Gen and the others looked up.
The Bliss Palace Lord, his patience exhausted, gestured broadly. The colossal Nightmare Moon-Tiger of obsidian dissolved, but not into nothingness. It fractured into a hundred smaller, identical beasts of solidified shadow and blue flame. They fell from the sky not like creatures, but like living meteors—a **Cometfall of Hungry Moon-Tigers**—their trajectories covering the entire arena in a grid of obliteration.
The Jade Palace elders broke. Survival instinct trumped all. Elder Wen scooped up the wounded Li Fen. Elder Huan grabbed the trembling, eye-bleeding Liang. Elder Goran's artifact-glyphs flared, snagging Gen and a cluster of other disciples in a net of soft light, yanking them violently back, out of the death zone.
"NO! ELDER MEI!" Gen screamed, his voice lost in the cataclysm.
Above them, standing serenely in the eye of the descending storm, Elder Mei seemed to accept her fate. A profound calm settled on her features. She closed her eyes, and then opened them, blazing with a final, decisive light. She didn't gather external energy. She released her *own*—all of it. Every drop of Qi, every shred of her lifelong cultivation, every ounce of her will to protect.
**Zhidow – Creation.** But this was no mere construct.
From her blossoming spirit, a creature of breathtaking beauty took form. It was a great bird, woven not just from energy, but from the very essence of her sacrifice—her memories, her hopes for her students, her unwavering love for the mountain. Its body was the deep blue of a twilight sky, its vast wings trailing streams of azure fire that burned with a cleansing, sacred heat. It was a **Phoenix of Final Guardianship**, a concept given life.
The elder carrying Gen gasped, his voice filled with awe and sorrow. "Do you see? That is the difference! Jun's creations were dead things, shaped energy. This… this is cast with a piece of her soul. Only a master who understands that creation is an act of *giving*, not just shaping, can manifest such a thing."
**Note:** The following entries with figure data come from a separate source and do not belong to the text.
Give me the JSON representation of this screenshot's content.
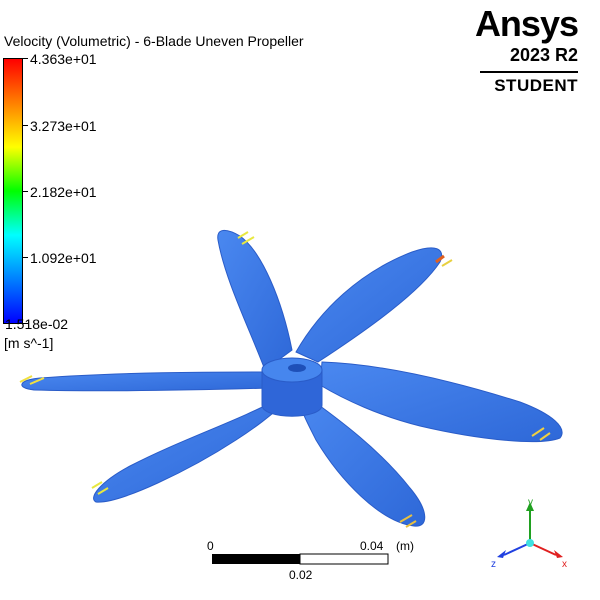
{
  "viewer": {
    "title": "Velocity (Volumetric) - 6-Blade Uneven Propeller",
    "legend": {
      "max_label": "4.363e+01",
      "tick2_label": "3.273e+01",
      "tick3_label": "2.182e+01",
      "tick4_label": "1.092e+01",
      "min_label": "1.518e-02",
      "units": "[m s^-1]",
      "colors": [
        "#ff0000",
        "#ff8000",
        "#ffff00",
        "#00ff00",
        "#00ffff",
        "#0080ff",
        "#0000ff"
      ]
    },
    "logo": {
      "brand": "Ansys",
      "version": "2023 R2",
      "edition": "STUDENT"
    },
    "scale_bar": {
      "start_label": "0",
      "end_label": "0.04",
      "unit_label": "(m)",
      "mid_label": "0.02"
    },
    "triad": {
      "x_label": "x",
      "y_label": "y",
      "z_label": "z",
      "x_color": "#e02020",
      "y_color": "#20a020",
      "z_color": "#2040e0"
    },
    "model_color": "#3878e8"
  }
}
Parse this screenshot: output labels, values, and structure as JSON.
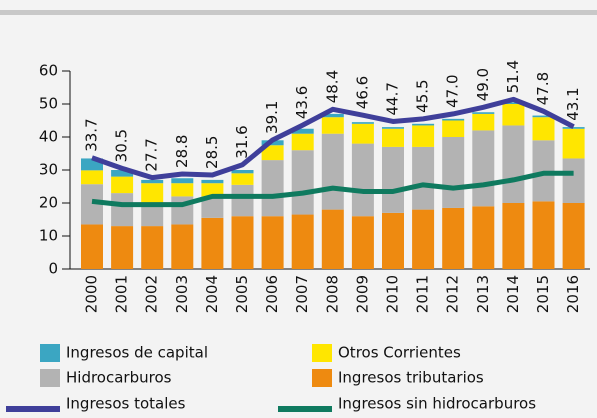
{
  "chart_data": {
    "type": "bar",
    "stacked": true,
    "categories": [
      "2000",
      "2001",
      "2002",
      "2003",
      "2004",
      "2005",
      "2006",
      "2007",
      "2008",
      "2009",
      "2010",
      "2011",
      "2012",
      "2013",
      "2014",
      "2015",
      "2016"
    ],
    "ylim": [
      0,
      60
    ],
    "yticks": [
      0,
      10,
      20,
      30,
      40,
      50,
      60
    ],
    "series": [
      {
        "name": "Ingresos tributarios",
        "color": "#ee8a10",
        "values": [
          13.5,
          13,
          13,
          13.5,
          15.5,
          16,
          16,
          16.5,
          18,
          16,
          17,
          18,
          18.5,
          19,
          20,
          20.5,
          20
        ]
      },
      {
        "name": "Hidrocarburos",
        "color": "#b3b3b3",
        "values": [
          12.2,
          10,
          6.5,
          8.5,
          6.5,
          9.5,
          17,
          19.5,
          23,
          22,
          20,
          19,
          21.5,
          23,
          23.5,
          18.5,
          13.5
        ]
      },
      {
        "name": "Otros Corrientes",
        "color": "#ffe600",
        "values": [
          4.2,
          5,
          6.5,
          4,
          4,
          3.5,
          4.5,
          5,
          5,
          6,
          5.5,
          6.5,
          5,
          5,
          6.5,
          7,
          9
        ]
      },
      {
        "name": "Ingresos de capital",
        "color": "#3ba6c2",
        "values": [
          3.6,
          2,
          1,
          1.5,
          1,
          1,
          1.5,
          1.5,
          1,
          0.5,
          0.5,
          0.5,
          0.5,
          0.5,
          0.5,
          0.5,
          0.5
        ]
      },
      {
        "name": "Ingresos totales",
        "type": "line",
        "color": "#3f3f9a",
        "values": [
          33.7,
          30.5,
          27.7,
          28.8,
          28.5,
          31.6,
          39.1,
          43.6,
          48.4,
          46.6,
          44.7,
          45.5,
          47.0,
          49.0,
          51.4,
          47.8,
          43.1
        ],
        "value_labels": [
          "33.7",
          "30.5",
          "27.7",
          "28.8",
          "28.5",
          "31.6",
          "39.1",
          "43.6",
          "48.4",
          "46.6",
          "44.7",
          "45.5",
          "47.0",
          "49.0",
          "51.4",
          "47.8",
          "43.1"
        ]
      },
      {
        "name": "Ingresos sin hidrocarburos",
        "type": "line",
        "color": "#0f7a5f",
        "values": [
          20.5,
          19.5,
          19.5,
          19.5,
          22,
          22,
          22,
          23,
          24.5,
          23.5,
          23.5,
          25.5,
          24.5,
          25.5,
          27,
          29,
          29
        ]
      }
    ]
  }
}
The azure phoenix spread its wings with a silent cry that resonated in the soul, not the ears. It met the falling comet-tigers in a magnificent, silent conflagration. Blue fire consumed obsidian shadow in waves of purifying light. The shockwave blew back the retreating elders and even forced the Serpent disciples and Kwan to stagger, shielding their eyes from the spiritual brilliance.
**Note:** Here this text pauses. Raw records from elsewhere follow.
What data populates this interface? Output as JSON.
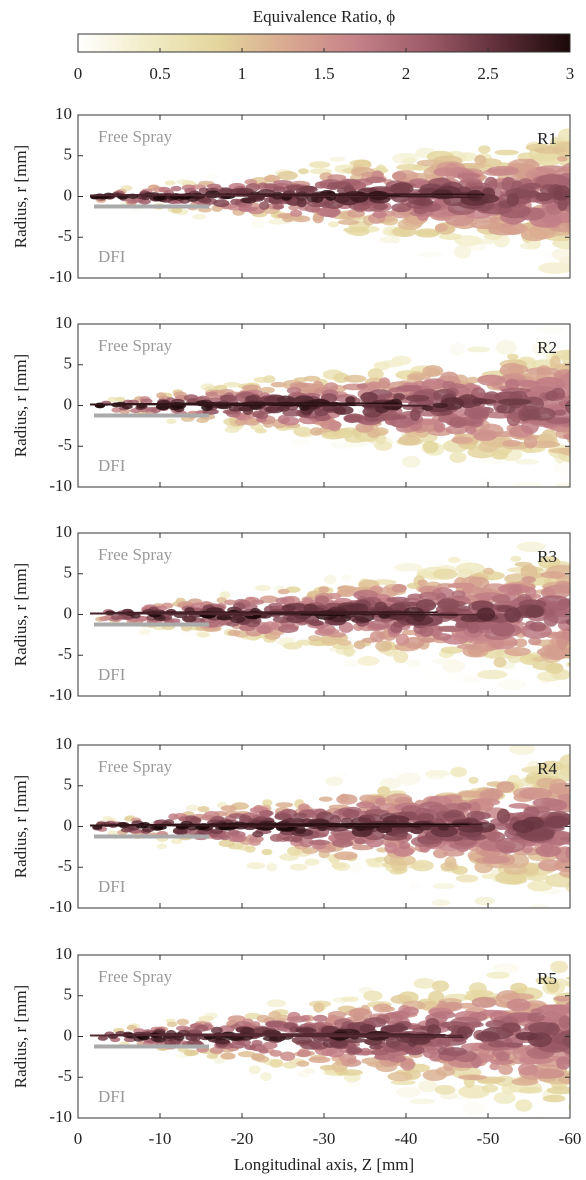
{
  "colorbar": {
    "label": "Equivalence Ratio, ϕ",
    "lim": [
      0,
      3
    ],
    "ticks": [
      0,
      0.5,
      1,
      1.5,
      2,
      2.5,
      3
    ],
    "colors": [
      "#ffffff",
      "#f1ecc6",
      "#e3d59c",
      "#d9a890",
      "#c48088",
      "#9a5a66",
      "#5e2e38",
      "#1a0808"
    ]
  },
  "chart_data": [
    {
      "type": "heatmap",
      "panel_label": "R1",
      "annotations": [
        "Free Spray",
        "DFI"
      ],
      "ylabel": "Radius, r [mm]",
      "ylim": [
        -10,
        10
      ],
      "yticks": [
        -10,
        -5,
        0,
        5,
        10
      ]
    },
    {
      "type": "heatmap",
      "panel_label": "R2",
      "annotations": [
        "Free Spray",
        "DFI"
      ],
      "ylabel": "Radius, r [mm]",
      "ylim": [
        -10,
        10
      ],
      "yticks": [
        -10,
        -5,
        0,
        5,
        10
      ]
    },
    {
      "type": "heatmap",
      "panel_label": "R3",
      "annotations": [
        "Free Spray",
        "DFI"
      ],
      "ylabel": "Radius, r [mm]",
      "ylim": [
        -10,
        10
      ],
      "yticks": [
        -10,
        -5,
        0,
        5,
        10
      ]
    },
    {
      "type": "heatmap",
      "panel_label": "R4",
      "annotations": [
        "Free Spray",
        "DFI"
      ],
      "ylabel": "Radius, r [mm]",
      "ylim": [
        -10,
        10
      ],
      "yticks": [
        -10,
        -5,
        0,
        5,
        10
      ]
    },
    {
      "type": "heatmap",
      "panel_label": "R5",
      "annotations": [
        "Free Spray",
        "DFI"
      ],
      "ylabel": "Radius, r [mm]",
      "ylim": [
        -10,
        10
      ],
      "yticks": [
        -10,
        -5,
        0,
        5,
        10
      ],
      "xlabel": "Longitudinal axis, Z [mm]",
      "xlim": [
        0,
        -60
      ],
      "xticks": [
        0,
        -10,
        -20,
        -30,
        -40,
        -50,
        -60
      ]
    }
  ]
}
The relief was a fleeting, heart-wrenching moment.
As the last of the phoenix's light faded, spent, Elder Mei's body went limp. The delayed effect of the Sleeping Deity pollen, held back by her titanic effort, finally took hold. She plummeted from the sky, landing in a broken heap on the ravaged stone.
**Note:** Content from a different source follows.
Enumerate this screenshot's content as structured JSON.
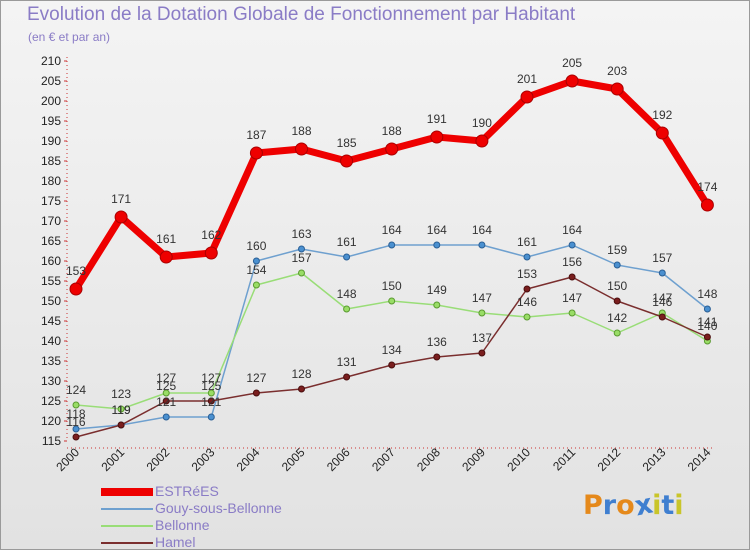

The Bliss Palace Lord descended, landing lightly beside her crumpled form. He looked down at her, his expression one of mild curiosity. He raised a hand, energy coalescing into a blade of nullifying darkness above her heart, ready to deliver the final, contemptuous blow.
Every survivor held their breath. The hope she had kindled was about to be extinguished.
That's when a familiar, tuneless humming cut through the heavy silence.
From the direction of the beast stables, a lone, slightly stooped figure in simple work clothes ambled into the ruined edge of the arena, a bamboo staff tapping the ground. It was Ting. He scratched his head, looking at the scene of devastation, the mighty Bliss Palace Lord, and the fallen Elder Mei.
"My, my," he said, his ordinary voice somehow carrying across the distance. "You've made quite a mess of my yard."